George Osborne said Britain's regulatory response to the financial crisis meant "the world can have confidence in the integrity of Britain's financial markets."
Mr Osborne said:
Today we take tough action to clean up corruption by a few so that we have a financial system that works for everyone. It’s part of a long term plan that is fixing what went wrong in Britain’s banks and our economy.
A number of traders have been suspended or fired, and the Serious Fraud Office are conducting criminal investigations. The banks that employed them face big fines - and I will ensure that these fines are used for the wider public good.
The Financial Conduct Authority said today's record fines over the foreign exchange (Forex) rigging scandal "mark the gravity of the failings we found".
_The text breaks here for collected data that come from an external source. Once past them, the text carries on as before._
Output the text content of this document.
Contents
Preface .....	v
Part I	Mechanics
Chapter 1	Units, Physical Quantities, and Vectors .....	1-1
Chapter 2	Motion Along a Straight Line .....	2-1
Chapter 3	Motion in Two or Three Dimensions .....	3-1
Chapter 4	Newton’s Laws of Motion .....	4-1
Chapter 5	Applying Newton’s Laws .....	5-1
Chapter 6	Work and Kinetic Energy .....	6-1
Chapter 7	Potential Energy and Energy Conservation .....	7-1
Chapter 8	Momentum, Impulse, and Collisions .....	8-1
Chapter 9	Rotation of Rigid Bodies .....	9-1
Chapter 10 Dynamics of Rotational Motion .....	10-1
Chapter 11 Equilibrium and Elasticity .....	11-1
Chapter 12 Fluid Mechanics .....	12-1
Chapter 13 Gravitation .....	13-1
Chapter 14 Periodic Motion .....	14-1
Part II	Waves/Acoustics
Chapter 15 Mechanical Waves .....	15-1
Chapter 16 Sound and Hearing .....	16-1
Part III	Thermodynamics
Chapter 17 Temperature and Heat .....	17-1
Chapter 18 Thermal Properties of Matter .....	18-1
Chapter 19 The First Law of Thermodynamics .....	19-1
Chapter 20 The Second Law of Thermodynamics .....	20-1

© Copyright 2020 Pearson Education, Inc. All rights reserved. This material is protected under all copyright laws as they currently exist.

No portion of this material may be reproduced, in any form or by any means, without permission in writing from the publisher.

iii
FCA chief executive Martin Wheatley said in a statement:
The FCA does not tolerate conduct which imperils market integrity or the wider UK financial system.
Today’s record fines mark the gravity of the failings we found and firms need to take responsibility for putting it right.
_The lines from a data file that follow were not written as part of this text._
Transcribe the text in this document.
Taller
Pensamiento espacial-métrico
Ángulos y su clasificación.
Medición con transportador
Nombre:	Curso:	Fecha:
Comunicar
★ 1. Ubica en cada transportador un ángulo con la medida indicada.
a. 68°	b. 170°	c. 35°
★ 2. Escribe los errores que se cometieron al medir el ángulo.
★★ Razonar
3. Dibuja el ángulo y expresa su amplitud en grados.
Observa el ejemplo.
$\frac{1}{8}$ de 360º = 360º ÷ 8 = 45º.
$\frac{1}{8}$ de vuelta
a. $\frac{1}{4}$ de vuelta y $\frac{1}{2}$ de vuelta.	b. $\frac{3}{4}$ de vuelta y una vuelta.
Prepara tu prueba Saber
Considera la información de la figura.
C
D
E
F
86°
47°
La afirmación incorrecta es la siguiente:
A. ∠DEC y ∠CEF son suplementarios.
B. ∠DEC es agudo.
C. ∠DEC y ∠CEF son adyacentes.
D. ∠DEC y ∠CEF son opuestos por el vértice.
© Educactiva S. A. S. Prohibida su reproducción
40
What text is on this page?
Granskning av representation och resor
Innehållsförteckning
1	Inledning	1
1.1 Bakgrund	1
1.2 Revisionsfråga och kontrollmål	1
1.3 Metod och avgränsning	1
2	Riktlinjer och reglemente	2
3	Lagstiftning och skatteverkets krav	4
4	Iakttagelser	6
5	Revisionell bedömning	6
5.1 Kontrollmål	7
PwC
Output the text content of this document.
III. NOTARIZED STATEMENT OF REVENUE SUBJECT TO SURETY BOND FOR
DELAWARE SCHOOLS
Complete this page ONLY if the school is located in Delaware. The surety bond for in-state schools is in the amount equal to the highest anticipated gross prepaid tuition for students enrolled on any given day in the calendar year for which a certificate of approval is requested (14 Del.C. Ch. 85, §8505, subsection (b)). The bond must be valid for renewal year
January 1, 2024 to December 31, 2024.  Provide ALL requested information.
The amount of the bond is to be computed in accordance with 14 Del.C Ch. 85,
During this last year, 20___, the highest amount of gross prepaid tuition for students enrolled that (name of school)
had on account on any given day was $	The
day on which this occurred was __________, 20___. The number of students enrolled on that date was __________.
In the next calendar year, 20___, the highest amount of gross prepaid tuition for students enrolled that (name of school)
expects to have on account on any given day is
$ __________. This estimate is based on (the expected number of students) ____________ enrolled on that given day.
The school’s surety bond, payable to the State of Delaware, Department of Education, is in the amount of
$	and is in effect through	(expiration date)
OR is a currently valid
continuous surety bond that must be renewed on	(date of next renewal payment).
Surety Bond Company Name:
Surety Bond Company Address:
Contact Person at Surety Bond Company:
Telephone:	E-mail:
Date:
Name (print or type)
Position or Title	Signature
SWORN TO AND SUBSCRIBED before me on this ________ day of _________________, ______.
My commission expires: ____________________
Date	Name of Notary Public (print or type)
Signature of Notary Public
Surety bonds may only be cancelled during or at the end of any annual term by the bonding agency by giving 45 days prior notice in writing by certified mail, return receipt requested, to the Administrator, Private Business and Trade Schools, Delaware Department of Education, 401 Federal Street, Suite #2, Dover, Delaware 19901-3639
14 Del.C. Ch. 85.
They must make sure their traders do not game the system to boost profits or leave the ethics of their conduct to compliance to worry about.
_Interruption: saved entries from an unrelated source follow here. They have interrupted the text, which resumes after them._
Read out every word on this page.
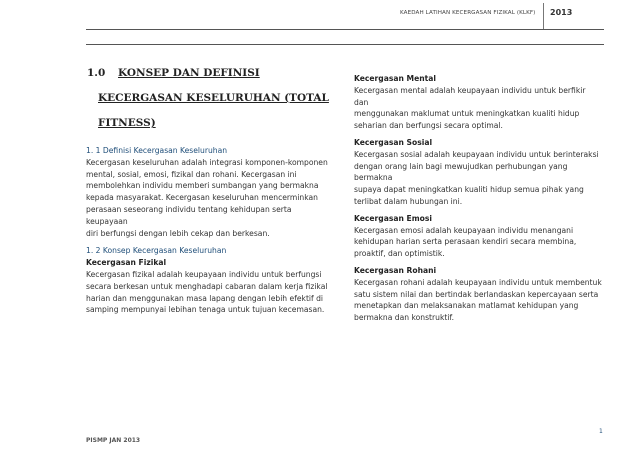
KAEDAH LATIHAN KECERGASAN FIZIKAL (KLKF) 2013
1.0 KONSEP DAN DEFINISI
KECERGASAN KESELURUHAN (TOTAL
FITNESS)

1. 1 Definisi Kecergasan Keseluruhan

Kecergasan keseluruhan adalah integrasi komponen-komponen

mental, sosial, emosi, fizikal dan rohani. Kecergasan ini

membolehkan individu memberi sumbangan yang bermakna

kepada masyarakat. Kecergasan keseluruhan mencerminkan

perasaan seseorang individu tentang kehidupan serta keupayaan

diri berfungsi dengan lebih cekap dan berkesan.

1. 2 Konsep Kecergasan Keseluruhan

Kecergasan Fizikal

Kecergasan fizikal adalah keupayaan individu untuk berfungsi

secara berkesan untuk menghadapi cabaran dalam kerja fizikal

harian dan menggunakan masa lapang dengan lebih efektif di

samping mempunyai lebihan tenaga untuk tujuan kecemasan.

Kecergasan Mental

Kecergasan mental adalah keupayaan individu untuk berfikir dan

menggunakan maklumat untuk meningkatkan kualiti hidup

seharian dan berfungsi secara optimal.

Kecergasan Sosial

Kecergasan sosial adalah keupayaan individu untuk berinteraksi

dengan orang lain bagi mewujudkan perhubungan yang bermakna

supaya dapat meningkatkan kualiti hidup semua pihak yang

terlibat dalam hubungan ini.

Kecergasan Emosi

Kecergasan emosi adalah keupayaan individu menangani

kehidupan harian serta perasaan kendiri secara membina,

proaktif, dan optimistik.

Kecergasan Rohani

Kecergasan rohani adalah keupayaan individu untuk membentuk

satu sistem nilai dan bertindak berlandaskan kepercayaan serta

menetapkan dan melaksanakan matlamat kehidupan yang

bermakna dan konstruktif.

1
PISMP JAN 2013
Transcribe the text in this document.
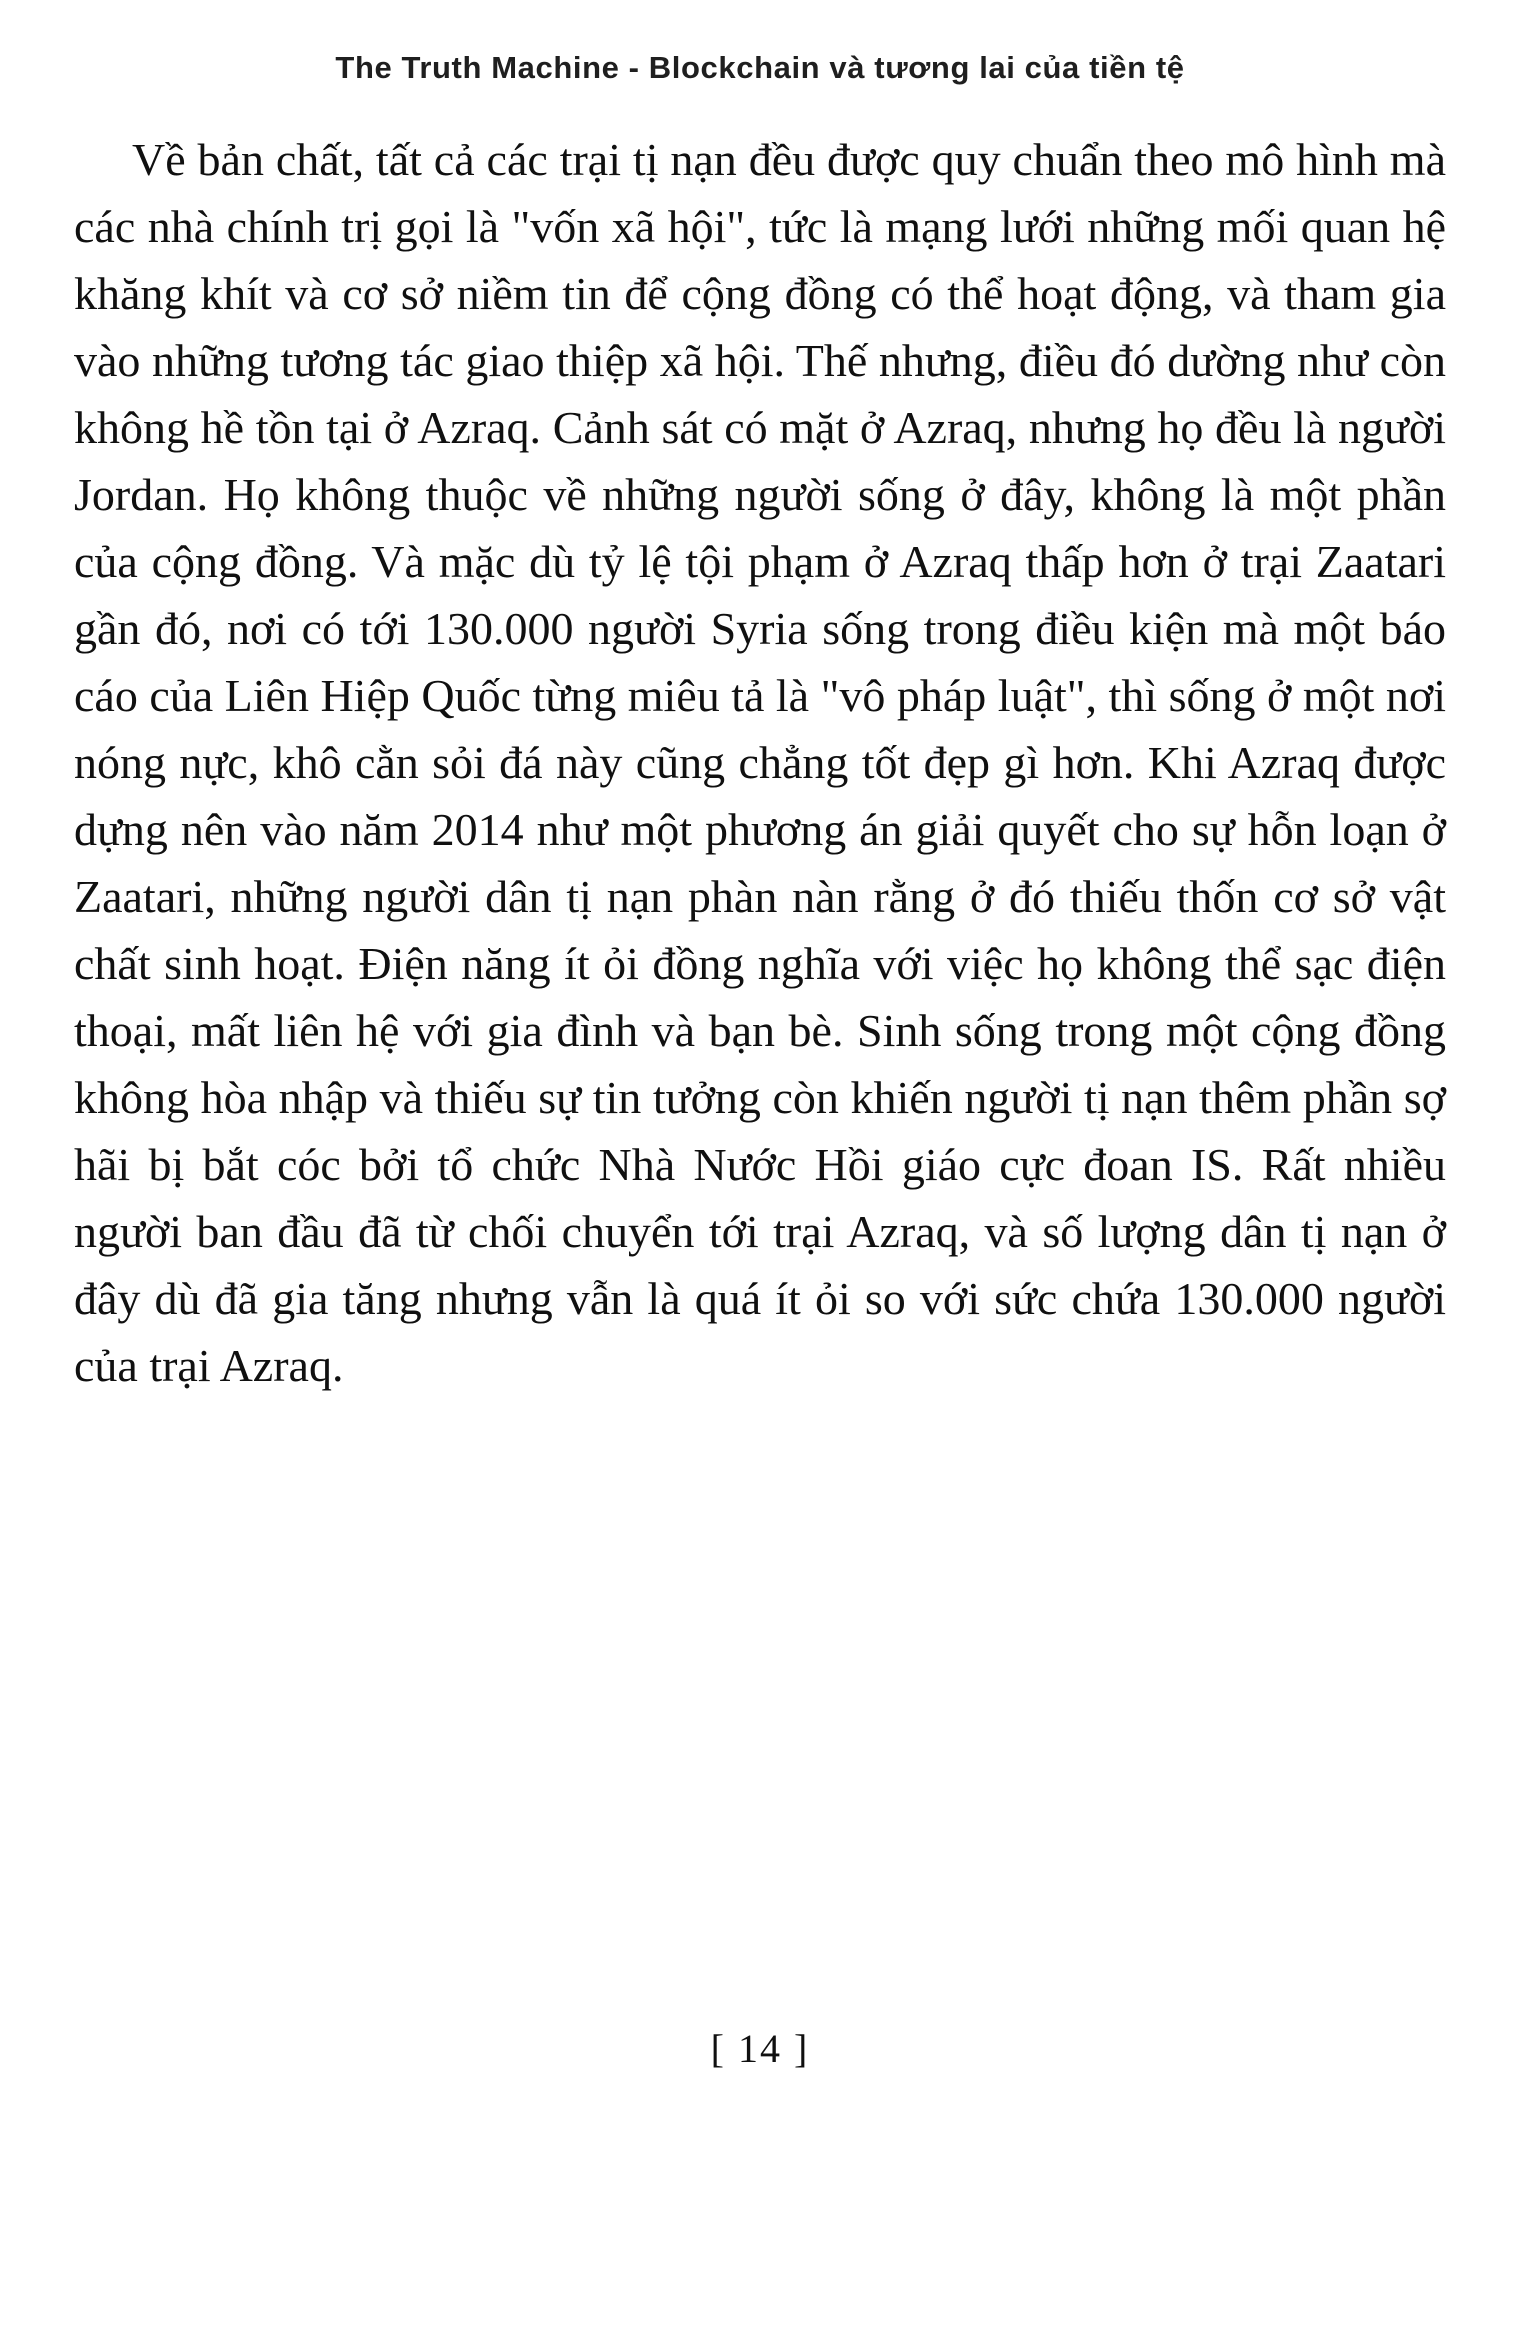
The Truth Machine - Blockchain và tương lai của tiền tệ

Về bản chất, tất cả các trại tị nạn đều được quy chuẩn theo mô hình mà các nhà chính trị gọi là "vốn xã hội", tức là mạng lưới những mối quan hệ khăng khít và cơ sở niềm tin để cộng đồng có thể hoạt động, và tham gia vào những tương tác giao thiệp xã hội. Thế nhưng, điều đó dường như còn không hề tồn tại ở Azraq. Cảnh sát có mặt ở Azraq, nhưng họ đều là người Jordan. Họ không thuộc về những người sống ở đây, không là một phần của cộng đồng. Và mặc dù tỷ lệ tội phạm ở Azraq thấp hơn ở trại Zaatari gần đó, nơi có tới 130.000 người Syria sống trong điều kiện mà một báo cáo của Liên Hiệp Quốc từng miêu tả là "vô pháp luật", thì sống ở một nơi nóng nực, khô cằn sỏi đá này cũng chẳng tốt đẹp gì hơn. Khi Azraq được dựng nên vào năm 2014 như một phương án giải quyết cho sự hỗn loạn ở Zaatari, những người dân tị nạn phàn nàn rằng ở đó thiếu thốn cơ sở vật chất sinh hoạt. Điện năng ít ỏi đồng nghĩa với việc họ không thể sạc điện thoại, mất liên hệ với gia đình và bạn bè. Sinh sống trong một cộng đồng không hòa nhập và thiếu sự tin tưởng còn khiến người tị nạn thêm phần sợ hãi bị bắt cóc bởi tổ chức Nhà Nước Hồi giáo cực đoan IS. Rất nhiều người ban đầu đã từ chối chuyển tới trại Azraq, và số lượng dân tị nạn ở đây dù đã gia tăng nhưng vẫn là quá ít ỏi so với sức chứa 130.000 người của trại Azraq.

[ 14 ]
The Bank of England has said there is no evidence any of its officials were involved in any "unlawful or improper behaviour" in relation to the foreign exchange market.
The Bank published an independent report by Lord Grabiner QC covering the period 2005-2013, which found that no Bank staff were aware of any improper behaviour by banks caught up in a wide-ranging Forex scandal.
The US Commodity Futures Trading Commission has imposed fines totalling $1.4 billion (£879 million) on five banks over the Forex rigging scandal.
The penalties on the banks were issued as follows:
- Citibank - $310 million
- JPMorgan - $310 million
- RBS - $290 million
- UBS - $290 million
- HSBC - $275 million
Five banks have been issued fines by the Financial Conduct Authority over the foreign exchange (Forex) rigging scandal for "failing to control business practices".
The penalties are as follows:
- HSBC - £216,363,000
- Citibank - £225,575,000
- JPMorgan Chase Bank £222,166,000
- Royal Bank of Scotland £217,000,000
- UBS - £233,814,000
Barclays has not been named as one of the banks taking part in the FCA settlement.
Five banks have been fined a total of £1.1 billion over the foreign exchange (Forex) rigging scandal.
The Financial Conduct Authority said it was imposing the fines for "failing to control business practices in their G10 spot foreign exchange".
Six banking firms are braced for heavy fines over the foreign exchange (Forex) rigging scandal.
HSBC, Royal Bank of Scotland, Barclays, Citigroup, UBS and JP Morgan have all set aside money to pay whatever penalty the Financial Conduct Authority deems necessary.
ITV News Economics Editor Joel Hills explains:
The City regulator looks set to impose more than £1 billion in penalties on banks caught up in the foreign exchange (Forex) rigging scandal.
Six firms are said to have been in talks with the Financial Conduct Authority to reach a settlement over the alleged misconduct relating to the £3 trillion-a-day market.
Reports suggest each bank could face a penalty of between £225 million and £250 million, adding up to around £1.4 billion in total.
This would dwarf the £532 million in penalties imposed by the regulator on banks and City brokers over the previous big regulatory scandal involving the manipulation of the interbank lending rate, Libor.
Business Secretary Vince Cable has welcomed the launch of an inquiry into the dominance of major banks in the UK.
Mr Cable said Britain needed a "more competitive and effective banking market" that gives consumers more choice away from the big banks.
Business leaders also welcomed the CMA's announcement which "put business banking under the microscope".
John Longworth, director general of the British Chambers of Commerce, said Britain's "dysfunctional banking sector" which "impeded the growth prospects" of companies needed to be reviewed.